Thus Grosky's new submission acknowledges that "the Government's advisory sentencing calculation of over 200 months was, in fact, reasonable" and that "the Court's imposition of a 168 month sentence was reasonable based upon my guilty plea." Yet he continues to point to counsel's asserted delinquency in "fail[ing] to advise me to not agree to a sentence of 144 months in Federal Prison [as] objectively unreasonable"--a position that refuses to live up to the reality that no such reduced sentence was within the government's contemplation or offered to Grosky.

And Grosky's other attempts to muddy up his counsel's work fare no better--for example, he complains extensively about counsel's failure to call as witnesses investors who had not complained of Grosky's conduct.
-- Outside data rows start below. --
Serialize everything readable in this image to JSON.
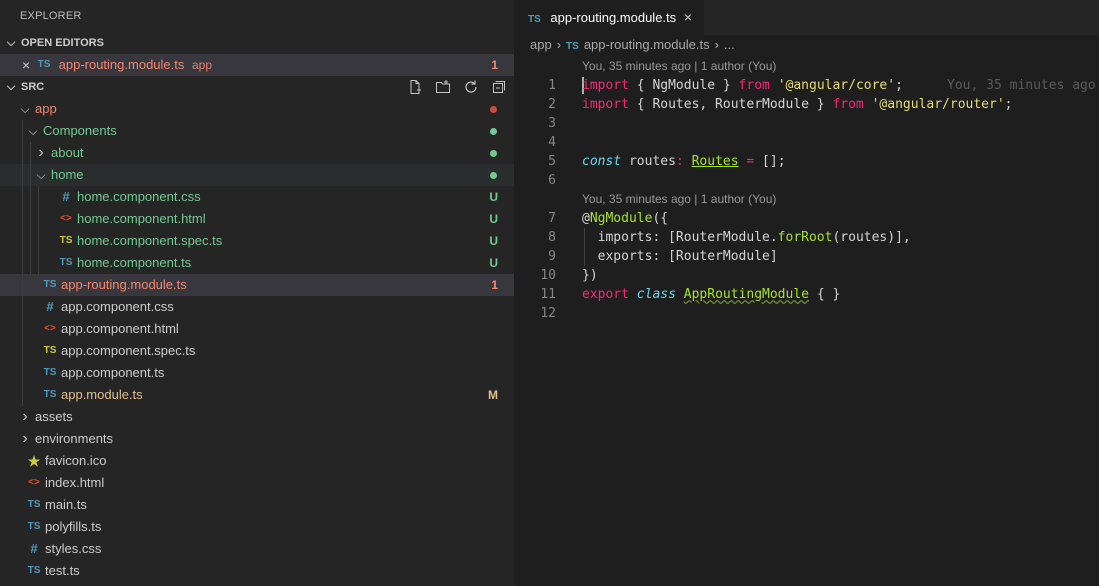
{
  "explorer": {
    "title": "EXPLORER",
    "open_editors": {
      "header": "OPEN EDITORS",
      "items": [
        {
          "icon": "TS",
          "name": "app-routing.module.ts",
          "folder": "app",
          "badge": "1"
        }
      ]
    },
    "src": {
      "header": "SRC",
      "toolbar": [
        "new-file-icon",
        "new-folder-icon",
        "refresh-icon",
        "collapse-all-icon"
      ]
    },
    "tree": [
      {
        "name": "app",
        "type": "folder-open",
        "depth": 0,
        "color": "red",
        "dot": "#c74e39"
      },
      {
        "name": "Components",
        "type": "folder-open",
        "depth": 1,
        "color": "green",
        "dot": "#73c991"
      },
      {
        "name": "about",
        "type": "folder-closed",
        "depth": 2,
        "color": "green",
        "dot": "#73c991"
      },
      {
        "name": "home",
        "type": "folder-open",
        "depth": 2,
        "color": "green",
        "dot": "#73c991",
        "hover": true
      },
      {
        "name": "home.component.css",
        "type": "file",
        "icon": "#",
        "icon_class": "c-css",
        "depth": 3,
        "color": "green",
        "badge": "U"
      },
      {
        "name": "home.component.html",
        "type": "file",
        "icon": "<>",
        "icon_class": "c-html",
        "depth": 3,
        "color": "green",
        "badge": "U"
      },
      {
        "name": "home.component.spec.ts",
        "type": "file",
        "icon": "TS",
        "icon_class": "c-spec",
        "depth": 3,
        "color": "green",
        "badge": "U"
      },
      {
        "name": "home.component.ts",
        "type": "file",
        "icon": "TS",
        "icon_class": "c-ts",
        "depth": 3,
        "color": "green",
        "badge": "U"
      },
      {
        "name": "app-routing.module.ts",
        "type": "file",
        "icon": "TS",
        "icon_class": "c-ts",
        "depth": 1,
        "color": "red",
        "badge": "1",
        "selected": true
      },
      {
        "name": "app.component.css",
        "type": "file",
        "icon": "#",
        "icon_class": "c-css",
        "depth": 1,
        "color": "white"
      },
      {
        "name": "app.component.html",
        "type": "file",
        "icon": "<>",
        "icon_class": "c-html",
        "depth": 1,
        "color": "white"
      },
      {
        "name": "app.component.spec.ts",
        "type": "file",
        "icon": "TS",
        "icon_class": "c-spec",
        "depth": 1,
        "color": "white"
      },
      {
        "name": "app.component.ts",
        "type": "file",
        "icon": "TS",
        "icon_class": "c-ts",
        "depth": 1,
        "color": "white"
      },
      {
        "name": "app.module.ts",
        "type": "file",
        "icon": "TS",
        "icon_class": "c-ts",
        "depth": 1,
        "color": "mod",
        "badge": "M"
      },
      {
        "name": "assets",
        "type": "folder-closed",
        "depth": 0,
        "color": "white"
      },
      {
        "name": "environments",
        "type": "folder-closed",
        "depth": 0,
        "color": "white"
      },
      {
        "name": "favicon.ico",
        "type": "file",
        "icon": "★",
        "icon_class": "c-spec",
        "depth": -1,
        "color": "white"
      },
      {
        "name": "index.html",
        "type": "file",
        "icon": "<>",
        "icon_class": "c-html",
        "depth": -1,
        "color": "white"
      },
      {
        "name": "main.ts",
        "type": "file",
        "icon": "TS",
        "icon_class": "c-ts",
        "depth": -1,
        "color": "white"
      },
      {
        "name": "polyfills.ts",
        "type": "file",
        "icon": "TS",
        "icon_class": "c-ts",
        "depth": -1,
        "color": "white"
      },
      {
        "name": "styles.css",
        "type": "file",
        "icon": "#",
        "icon_class": "c-css",
        "depth": -1,
        "color": "white"
      },
      {
        "name": "test.ts",
        "type": "file",
        "icon": "TS",
        "icon_class": "c-ts",
        "depth": -1,
        "color": "white"
      }
    ]
  },
  "editor": {
    "tab": {
      "icon": "TS",
      "label": "app-routing.module.ts",
      "close": "×"
    },
    "breadcrumb": {
      "folder": "app",
      "icon": "TS",
      "file": "app-routing.module.ts",
      "ellipsis": "..."
    },
    "codelens": [
      "You, 35 minutes ago | 1 author (You)",
      "You, 35 minutes ago | 1 author (You)"
    ],
    "inline_blame": "You, 35 minutes ago",
    "lines": [
      {
        "n": "1",
        "tokens": [
          [
            "k",
            "import"
          ],
          [
            "p",
            " { NgModule } "
          ],
          [
            "k",
            "from"
          ],
          [
            "p",
            " "
          ],
          [
            "s",
            "'@angular/core'"
          ],
          [
            "p",
            ";"
          ]
        ]
      },
      {
        "n": "2",
        "tokens": [
          [
            "k",
            "import"
          ],
          [
            "p",
            " { Routes, RouterModule } "
          ],
          [
            "k",
            "from"
          ],
          [
            "p",
            " "
          ],
          [
            "s",
            "'@angular/router'"
          ],
          [
            "p",
            ";"
          ]
        ]
      },
      {
        "n": "3",
        "tokens": []
      },
      {
        "n": "4",
        "tokens": []
      },
      {
        "n": "5",
        "tokens": [
          [
            "kw",
            "const"
          ],
          [
            "p",
            " routes"
          ],
          [
            "k",
            ":"
          ],
          [
            "p",
            " "
          ],
          [
            "t ul",
            "Routes"
          ],
          [
            "p",
            " "
          ],
          [
            "k",
            "="
          ],
          [
            "p",
            " [];"
          ]
        ]
      },
      {
        "n": "6",
        "tokens": []
      },
      {
        "n": "7",
        "tokens": [
          [
            "p",
            "@"
          ],
          [
            "f",
            "NgModule"
          ],
          [
            "p",
            "({"
          ]
        ]
      },
      {
        "n": "8",
        "tokens": [
          [
            "p",
            "  imports: [RouterModule."
          ],
          [
            "f",
            "forRoot"
          ],
          [
            "p",
            "(routes)],"
          ]
        ]
      },
      {
        "n": "9",
        "tokens": [
          [
            "p",
            "  exports: [RouterModule]"
          ]
        ]
      },
      {
        "n": "10",
        "tokens": [
          [
            "p",
            "})"
          ]
        ]
      },
      {
        "n": "11",
        "tokens": [
          [
            "k",
            "export"
          ],
          [
            "p",
            " "
          ],
          [
            "kw",
            "class"
          ],
          [
            "p",
            " "
          ],
          [
            "t ul2",
            "AppRoutingModule"
          ],
          [
            "p",
            " { }"
          ]
        ]
      },
      {
        "n": "12",
        "tokens": []
      }
    ]
  }
}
Quite apart from Grosky's reference to that as a "strategic decision" by counsel (normally the antithesis of constitutionally inadequate representation under the Strickland v. Washington formulation), the Government's Mem. 11-12 demonstrates the potential risk from calling such witnesses and the absence of any arguable prejudice to Grosky. And look at the detailed Factual Basis that Grosky expressly admitted in his plea agreement (pages 2 through 6 of which are attached as Ex. A)--things that would not have been shaken by the testimony of individual investors designated by Grosky and his counsel.*fn1 That would have made no difference in the sentence imposed by this Court.

In sum, this Court's view continues to be that Grosky "is suffering the criminal equivalent of buyer's remorse" (Opinion at 2). Its earlier denial of Grosky's Section 2255 motion remains intact.